SES PROCHES Y VOIENT UNE « PROFONDE INJUSTICE »
« Jacques a été une proie très facile. C’était la tête de Turc parfaite. »
D’après Louise Lamarre, son mari « n’accepte pas le verdict, mais il a compris très vite que ses chances de succès étaient minces » dans le système judiciaire de son pays d’adoption.
« Quand il a été déclaré coupable, il n’y a eu aucune surprise pour lui », a-t-elle dit en ajoutant qu’il y avait « un côté politique » à cette affaire.
Son ancien avocat, Me Patrick Mclain, a déjà déclaré à l’agence QMI que le gouvernement américain cherchait à « diaboliser » le Dr Roy par ce coup de filet mené durant l’année électorale de 2012, deux ans après l’adoption de la réforme de santé Obamacare du président Obama.
« Ils ont épinglé le mauvais gars. C’était un des médecins les plus vaillants du pays », avait déclaré au jury Me Robert Scardino, l’un des trois avocats du Dr Roy pendant son procès, cité par le quotidien Dallas Morning News. Joint par Le Journal, Me Scardino a refusé de commenter le dossier.
SON FILS COINCÉ
Jacques Roy a même vu son fils Nicolas être contraint à aller témoigner à son procès. Pour la poursuite.
L’étudiant travaillait à temps partiel à la clinique de son père, où il s’occupait des finances tout en complétant sa maîtrise en administration, quand le FBI a frappé.
« Ils lui ont fait comprendre qu’il était mieux de coopérer sinon il pourrait être accusé lui aussi. Mais Nicolas a dit la vérité et ça les mettait en maudit, parce que ce n’est pas ce qu’ils voulaient entendre », a relaté avec dépit la Dre Lamarre.
DES TÉMOINS COUPABLES
D’autres témoins, des accusés ayant plaidé coupables et qui étaient d’ex-employés ou collaborateurs du Dr Roy, l’ont incriminé en cour. En échange de leur collabora- tion, ils ont reçu des peines beaucoup plus clémentes que le Québécois.
« Ça marche comme ça ici, a dit sa femme. Des vrais fraudeurs comme l’ex-gérante de son bureau, qui imitait la signature de Jacques sur les formulaires et qui a témoigné que c’est Jacques qui lui demandait de signer pour lui. Il avait une confiance aveugle en elle. »

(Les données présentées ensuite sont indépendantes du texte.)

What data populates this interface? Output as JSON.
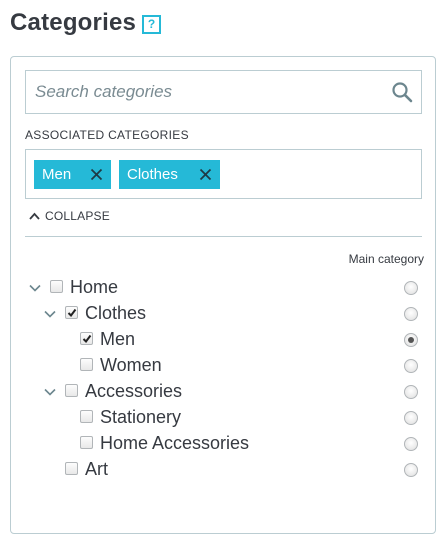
{
  "header": {
    "title": "Categories",
    "help_label": "?"
  },
  "search": {
    "placeholder": "Search categories",
    "value": ""
  },
  "associated": {
    "label": "ASSOCIATED CATEGORIES",
    "tags": [
      {
        "label": "Men"
      },
      {
        "label": "Clothes"
      }
    ]
  },
  "collapse_label": "COLLAPSE",
  "tree": {
    "main_category_header": "Main category",
    "items": [
      {
        "label": "Home",
        "checked": false,
        "expanded": true,
        "main": false
      },
      {
        "label": "Clothes",
        "checked": true,
        "expanded": true,
        "main": false
      },
      {
        "label": "Men",
        "checked": true,
        "expanded": false,
        "main": true
      },
      {
        "label": "Women",
        "checked": false,
        "expanded": false,
        "main": false
      },
      {
        "label": "Accessories",
        "checked": false,
        "expanded": true,
        "main": false
      },
      {
        "label": "Stationery",
        "checked": false,
        "expanded": false,
        "main": false
      },
      {
        "label": "Home Accessories",
        "checked": false,
        "expanded": false,
        "main": false
      },
      {
        "label": "Art",
        "checked": false,
        "expanded": false,
        "main": false
      }
    ]
  },
  "colors": {
    "accent": "#25b9d7",
    "border": "#bbcdd2",
    "text": "#363a41"
  }
}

Teri Sivils s’en est tirée avec une probation de trois ans.
Cyprien Akamnonu, ex-propriétaire d’une agence de santé, a écopé de 10 ans d’incarcération pour avoir témoigné contre le Dr Roy. L’état lui a saisi pas moins de 21 maisons et propriétés immobilières, ainsi que quatre véhicules de luxe, tous acquis frauduleusement.
MAGOUILLE
Jacques Roy se disait victime de « magouille », d’après sa soeur Hélène qui était dans la salle d’audience le jour du verdict, le 13 avril 2016.
« En plus, les jurés semblaient perdus. La seule jurée qui suivait était une infirmière qui travaillait dans un hôpital où Jacques avait supposément volé des clients. Elle ne l’aimait pas et ça paraissait. »
Bernard Desgagné n’hésite pas à avancer que son ami représentait « une cible idéale » dans le grand ménage des régimes Medicare et Medicaid, notamment en raison de « ses origines québécoises ».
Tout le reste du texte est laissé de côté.